Dans Le Loup des steppes, le héros va chercher tout au long du livre la porte d’entrée d’un théâtre magique où il entrera en fin de roman. Mais la personne qui l’invite à rentrer lui rappelle au préalable que le but de cette entreprise, c’est d’apprendre à rire de soi, se défaire de sa personnalité encombrante, de son image pour mieux réussir à vivre. C’est ici le fil rouge qui nous accompagne dans le travail d’écriture puis dans la relation aux spectateurs. Le rire est lié à des questions philosophiques, sociétales, psychanalytiques.
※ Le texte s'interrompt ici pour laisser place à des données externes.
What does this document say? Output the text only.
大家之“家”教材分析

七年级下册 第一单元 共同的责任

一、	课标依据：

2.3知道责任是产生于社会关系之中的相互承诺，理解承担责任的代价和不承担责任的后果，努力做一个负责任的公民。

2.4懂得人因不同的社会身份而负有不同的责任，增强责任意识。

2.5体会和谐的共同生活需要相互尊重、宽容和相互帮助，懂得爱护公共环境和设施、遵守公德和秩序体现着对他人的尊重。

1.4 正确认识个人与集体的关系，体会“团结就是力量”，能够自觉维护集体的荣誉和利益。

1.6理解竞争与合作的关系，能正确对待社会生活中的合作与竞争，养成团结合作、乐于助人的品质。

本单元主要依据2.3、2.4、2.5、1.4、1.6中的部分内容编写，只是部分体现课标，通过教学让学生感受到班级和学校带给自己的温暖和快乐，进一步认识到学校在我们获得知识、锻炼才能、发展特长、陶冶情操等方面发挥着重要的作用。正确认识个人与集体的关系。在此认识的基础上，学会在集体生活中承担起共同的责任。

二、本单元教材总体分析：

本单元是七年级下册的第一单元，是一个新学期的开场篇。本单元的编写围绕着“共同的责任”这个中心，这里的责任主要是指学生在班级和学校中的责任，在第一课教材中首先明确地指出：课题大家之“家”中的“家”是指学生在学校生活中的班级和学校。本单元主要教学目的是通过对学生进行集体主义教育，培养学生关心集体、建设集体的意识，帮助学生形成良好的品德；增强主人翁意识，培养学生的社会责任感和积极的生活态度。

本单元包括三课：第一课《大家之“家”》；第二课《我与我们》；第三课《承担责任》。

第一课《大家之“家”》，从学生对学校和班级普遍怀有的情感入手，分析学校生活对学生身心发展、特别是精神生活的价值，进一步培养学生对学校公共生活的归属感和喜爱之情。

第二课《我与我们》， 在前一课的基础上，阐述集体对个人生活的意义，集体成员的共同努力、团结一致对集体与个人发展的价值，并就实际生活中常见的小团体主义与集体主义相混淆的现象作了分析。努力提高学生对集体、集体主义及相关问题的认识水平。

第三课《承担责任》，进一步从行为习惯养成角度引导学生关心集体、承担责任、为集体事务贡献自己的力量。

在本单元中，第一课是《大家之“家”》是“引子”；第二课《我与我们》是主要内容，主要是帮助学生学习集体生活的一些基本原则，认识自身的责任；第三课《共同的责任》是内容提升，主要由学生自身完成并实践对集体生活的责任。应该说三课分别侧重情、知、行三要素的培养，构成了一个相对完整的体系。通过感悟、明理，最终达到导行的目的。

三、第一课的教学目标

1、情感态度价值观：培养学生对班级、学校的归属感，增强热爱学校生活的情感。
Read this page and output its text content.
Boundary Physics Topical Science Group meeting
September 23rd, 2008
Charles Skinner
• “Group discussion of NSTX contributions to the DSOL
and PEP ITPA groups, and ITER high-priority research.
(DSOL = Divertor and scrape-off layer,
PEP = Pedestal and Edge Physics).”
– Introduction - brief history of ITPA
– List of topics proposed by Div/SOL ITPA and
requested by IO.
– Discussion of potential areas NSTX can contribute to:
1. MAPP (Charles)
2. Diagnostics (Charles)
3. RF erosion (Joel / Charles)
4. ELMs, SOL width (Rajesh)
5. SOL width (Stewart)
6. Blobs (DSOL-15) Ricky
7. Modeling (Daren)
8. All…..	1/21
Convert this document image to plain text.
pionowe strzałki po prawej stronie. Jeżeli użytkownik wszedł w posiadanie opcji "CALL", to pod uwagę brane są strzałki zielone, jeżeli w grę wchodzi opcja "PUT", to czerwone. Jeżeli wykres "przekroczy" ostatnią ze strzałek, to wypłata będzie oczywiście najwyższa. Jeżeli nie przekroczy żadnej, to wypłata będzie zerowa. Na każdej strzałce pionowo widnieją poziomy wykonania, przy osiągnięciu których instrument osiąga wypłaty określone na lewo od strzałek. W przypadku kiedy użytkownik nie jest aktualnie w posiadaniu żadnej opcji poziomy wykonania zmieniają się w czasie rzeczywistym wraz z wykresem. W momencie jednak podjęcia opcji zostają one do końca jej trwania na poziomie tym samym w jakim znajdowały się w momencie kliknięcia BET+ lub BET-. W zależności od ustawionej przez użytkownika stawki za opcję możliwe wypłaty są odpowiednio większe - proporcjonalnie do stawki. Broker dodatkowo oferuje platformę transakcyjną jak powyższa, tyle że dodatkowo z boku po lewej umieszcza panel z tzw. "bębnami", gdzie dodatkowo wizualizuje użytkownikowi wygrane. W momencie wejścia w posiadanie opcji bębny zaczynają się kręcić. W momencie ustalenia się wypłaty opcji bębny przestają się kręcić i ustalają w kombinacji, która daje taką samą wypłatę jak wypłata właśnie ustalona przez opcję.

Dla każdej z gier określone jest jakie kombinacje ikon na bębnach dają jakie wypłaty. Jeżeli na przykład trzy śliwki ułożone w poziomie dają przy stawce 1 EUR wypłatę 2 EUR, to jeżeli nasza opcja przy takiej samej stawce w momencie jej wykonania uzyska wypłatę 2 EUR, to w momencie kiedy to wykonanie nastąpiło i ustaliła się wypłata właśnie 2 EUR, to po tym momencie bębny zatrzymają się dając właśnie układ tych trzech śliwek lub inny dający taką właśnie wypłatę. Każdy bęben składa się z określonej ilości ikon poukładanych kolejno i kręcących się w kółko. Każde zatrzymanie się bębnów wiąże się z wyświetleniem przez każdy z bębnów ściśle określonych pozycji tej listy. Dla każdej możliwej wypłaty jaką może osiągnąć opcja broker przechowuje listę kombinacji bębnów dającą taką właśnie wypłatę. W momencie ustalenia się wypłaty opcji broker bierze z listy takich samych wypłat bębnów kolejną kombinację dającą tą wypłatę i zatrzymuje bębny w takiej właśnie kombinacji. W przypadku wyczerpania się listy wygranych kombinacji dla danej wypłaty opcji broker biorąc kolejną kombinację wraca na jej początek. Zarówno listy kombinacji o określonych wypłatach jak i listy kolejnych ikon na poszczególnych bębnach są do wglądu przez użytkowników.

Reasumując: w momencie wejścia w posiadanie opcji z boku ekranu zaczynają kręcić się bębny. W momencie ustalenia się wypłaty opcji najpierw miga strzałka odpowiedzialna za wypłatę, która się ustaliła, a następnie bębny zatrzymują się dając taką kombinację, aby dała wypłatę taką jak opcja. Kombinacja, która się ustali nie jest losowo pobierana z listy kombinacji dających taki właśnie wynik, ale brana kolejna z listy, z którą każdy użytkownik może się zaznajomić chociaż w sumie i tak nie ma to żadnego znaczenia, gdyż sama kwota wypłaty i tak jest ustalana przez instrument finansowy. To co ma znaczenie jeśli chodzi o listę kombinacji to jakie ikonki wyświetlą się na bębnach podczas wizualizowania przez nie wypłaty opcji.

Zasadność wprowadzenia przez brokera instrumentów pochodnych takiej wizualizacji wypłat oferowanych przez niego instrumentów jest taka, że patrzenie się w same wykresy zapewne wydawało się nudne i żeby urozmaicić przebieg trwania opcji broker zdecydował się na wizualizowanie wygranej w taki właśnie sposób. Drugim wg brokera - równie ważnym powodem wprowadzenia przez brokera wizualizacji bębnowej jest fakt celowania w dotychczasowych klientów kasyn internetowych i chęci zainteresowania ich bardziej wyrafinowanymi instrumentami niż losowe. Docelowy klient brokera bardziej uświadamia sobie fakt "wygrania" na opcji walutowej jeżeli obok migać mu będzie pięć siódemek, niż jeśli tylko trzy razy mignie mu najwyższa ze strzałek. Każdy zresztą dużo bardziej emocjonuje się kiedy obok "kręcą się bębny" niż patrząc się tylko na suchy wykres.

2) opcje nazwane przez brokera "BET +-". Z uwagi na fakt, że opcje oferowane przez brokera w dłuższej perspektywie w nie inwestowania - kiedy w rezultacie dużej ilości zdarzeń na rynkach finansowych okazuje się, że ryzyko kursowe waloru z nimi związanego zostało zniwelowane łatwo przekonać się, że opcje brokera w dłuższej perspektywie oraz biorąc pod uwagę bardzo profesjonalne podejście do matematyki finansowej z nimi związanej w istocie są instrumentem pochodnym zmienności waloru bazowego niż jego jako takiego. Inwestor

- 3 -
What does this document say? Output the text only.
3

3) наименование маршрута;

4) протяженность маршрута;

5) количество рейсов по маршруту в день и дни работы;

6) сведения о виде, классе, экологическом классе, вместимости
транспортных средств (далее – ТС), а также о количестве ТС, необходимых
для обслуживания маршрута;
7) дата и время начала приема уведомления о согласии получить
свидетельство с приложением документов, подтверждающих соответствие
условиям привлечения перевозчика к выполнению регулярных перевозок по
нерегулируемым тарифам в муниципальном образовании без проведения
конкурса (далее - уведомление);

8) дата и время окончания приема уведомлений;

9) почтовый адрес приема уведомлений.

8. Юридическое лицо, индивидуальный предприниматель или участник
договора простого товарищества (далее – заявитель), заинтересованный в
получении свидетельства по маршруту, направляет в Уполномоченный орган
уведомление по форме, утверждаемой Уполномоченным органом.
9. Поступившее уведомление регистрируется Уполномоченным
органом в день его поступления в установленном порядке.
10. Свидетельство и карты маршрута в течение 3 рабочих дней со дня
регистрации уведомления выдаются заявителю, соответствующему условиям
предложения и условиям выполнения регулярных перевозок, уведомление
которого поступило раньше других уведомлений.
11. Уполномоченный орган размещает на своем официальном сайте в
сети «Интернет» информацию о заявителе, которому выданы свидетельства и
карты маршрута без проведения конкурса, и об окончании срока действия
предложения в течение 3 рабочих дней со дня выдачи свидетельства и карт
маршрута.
Pourquoi rie-t-on ? Le rire nous libère, révèle des pulsions, nous fait nous sentir en appartenance, en reconnaissance, en connivence avec d’autres... le rire nous relie.Nous allons convoquer des genres et cultures populaires en allant chercher du côté du stand-up via une longue séquence d’ouverture qui aura la forme d’un monologue composé de citations de différentes époques. Il s’agit ici de retracer toute notre époque contemporaine.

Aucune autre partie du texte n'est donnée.